Là-dessus, Lawson est un peu cachotier sur le sujet du legs canadien en Afghanistan, argumentant qu’il va falloir des « décennies » pour savoir si la mission a réussi ou pas.
« Quoi qu’on pense de la mission en tant que soldat canadien, en tant que civil canadien, il y a de l’espoir dans ce pays où il n’y en avait que très peu quand tout ça a commencé, il y a plus de 10 ans. On voit que les chiffres à la force de sécurité nationale afghane s’élèvent à ce qu’on visait au milieu des années 2000, on voit qu’il y a des Afghans à la tête de 80 p. 100 des missions, on voit que des Afghans s’occupent de 80 p. 100 de leur formation à ce moment-ci, on voit un gouvernement qui a été conseillé sur des processus fondés sur l’expérience occidentale, et on voit des femmes et des enfants dans les écoles qui n’avaient jamais vu une école auparavant. C’est encore un peu fragile, tout ça, et je pense qu’en soi, ce sont les résultats d’efforts énormes, d’efforts des Alliés. »

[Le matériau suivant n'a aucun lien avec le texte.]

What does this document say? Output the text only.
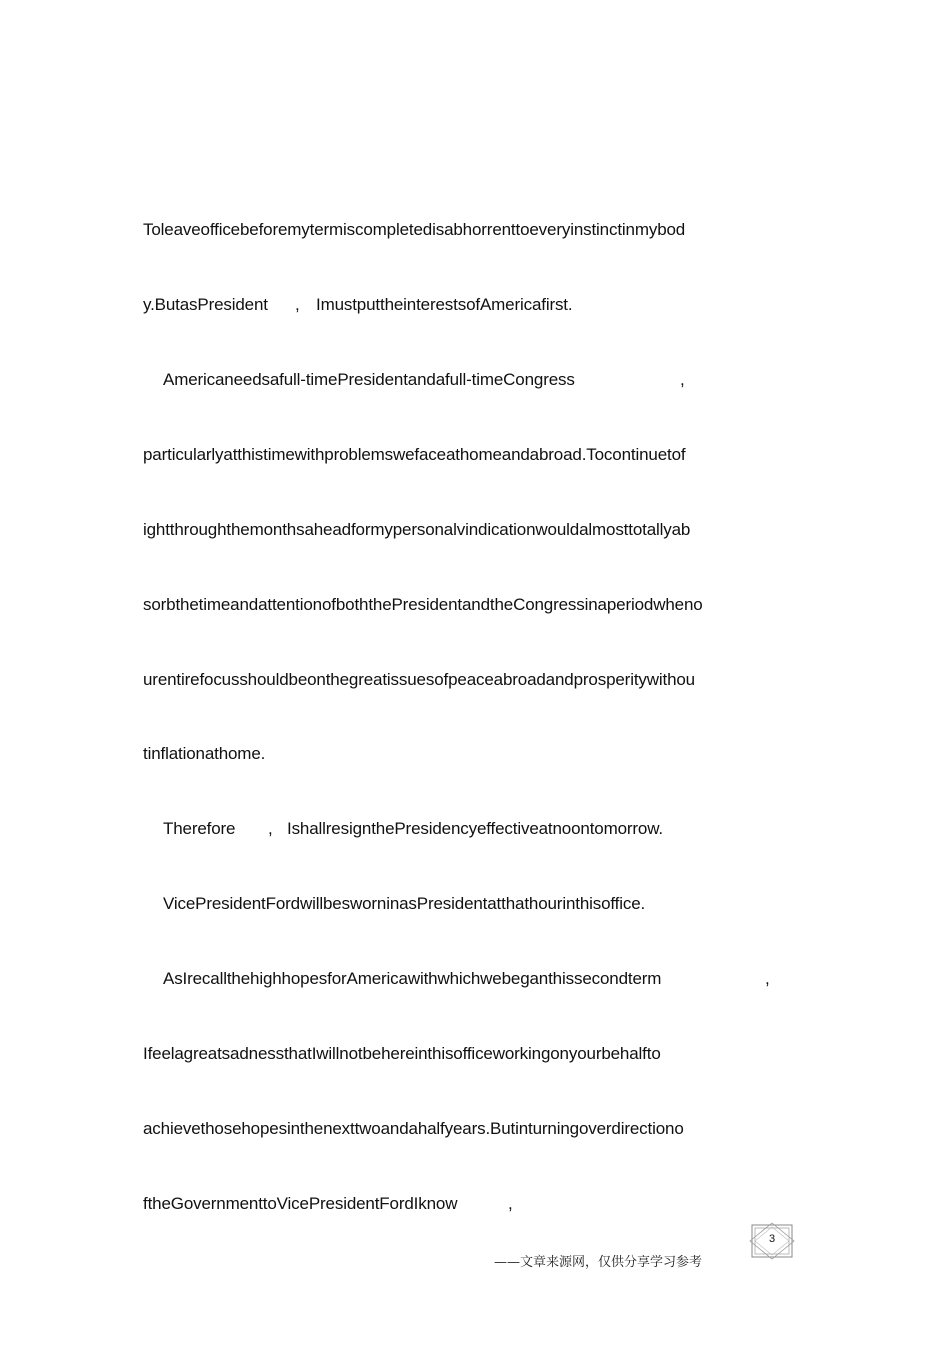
Toleaveofficebeforemytermiscompletedisabhorrenttoeveryinstinctinmybod
y.ButasPresident , ImustputtheinterestsofAmericafirst.
Americaneedsafull-timePresidentandafull-timeCongress	,
particularlyatthistimewithproblemswefaceathomeandabroad.Tocontinuetof
ightthroughthemonthsaheadformypersonalvindicationwouldalmosttotallyab
sorbthetimeandattentionofboththePresidentandtheCongressinaperiodwheno
urentirefocusshouldbeonthegreatissuesofpeaceabroadandprosperitywithou
tinflationathome.
Therefore , IshallresignthePresidencyeffectiveatnoontomorrow.
VicePresidentFordwillbesworninasPresidentatthathourinthisoffice.
AsIrecallthehighhopesforAmericawithwhichwebeganthissecondterm	,
IfeelagreatsadnessthatIwillnotbehereinthisofficeworkingonyourbehalfto
achievethosehopesinthenexttwoandahalfyears.Butinturningoverdirectiono
ftheGovernmenttoVicePresidentFordIknow	,
3
——文章来源网，仅供分享学习参考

Bien entendu, malgré qu’elle soit en train de s’effacer de l’esprit du public, la guerre en Afghanistan est encore très importante dans les cercles militaires. Aux États-Unis, ces temps-ci, ce n’est pas très facile d’être général. Au cours des derniers dix ans, les divers conflits du monde musulman ont couvé, éclaté, persisté; le commandement a été sous une surveillance étroite et on sent une imputabilité nouvellement accrue.
Dans un article publié dans Armed Forces Journal qui a été souvent cité, le lieutenant-colonel américain Paul Yingling disait des généraux à la guerre : « Pour l’emporter, les généraux doivent fournir aux décideurs et au public une évaluation exacte de probabilités stratégiques […]. Si le décideur désire des fins pour lesquelles les moyens qu’il fournit ne suffisent pas, le général est chargé d’aviser l’homme d’État de cette incohérence. L’homme d’État doit alors revoir les objectifs politiques à la baisse ou mobiliser le peuple pour fournir davantage de moyens. Si le général garde le silence alors que l’homme d’État déclenche une guerre avec insuffisamment de moyens, il est en partie coupable des résultats. »
Le problème principal, comme Lawson le sait parfaitement bien, c’est que les généraux sont sous les ordres de civils, mais qu’ils ne peuvent pas exaucer leurs désirs de façon inconditionnelle. Que ce soit à la guerre ou à la paix, le dirigeant militaire doit avoir la volonté de conseiller le dirigeant civil si (ou quand) ses ordres sont inexécutables.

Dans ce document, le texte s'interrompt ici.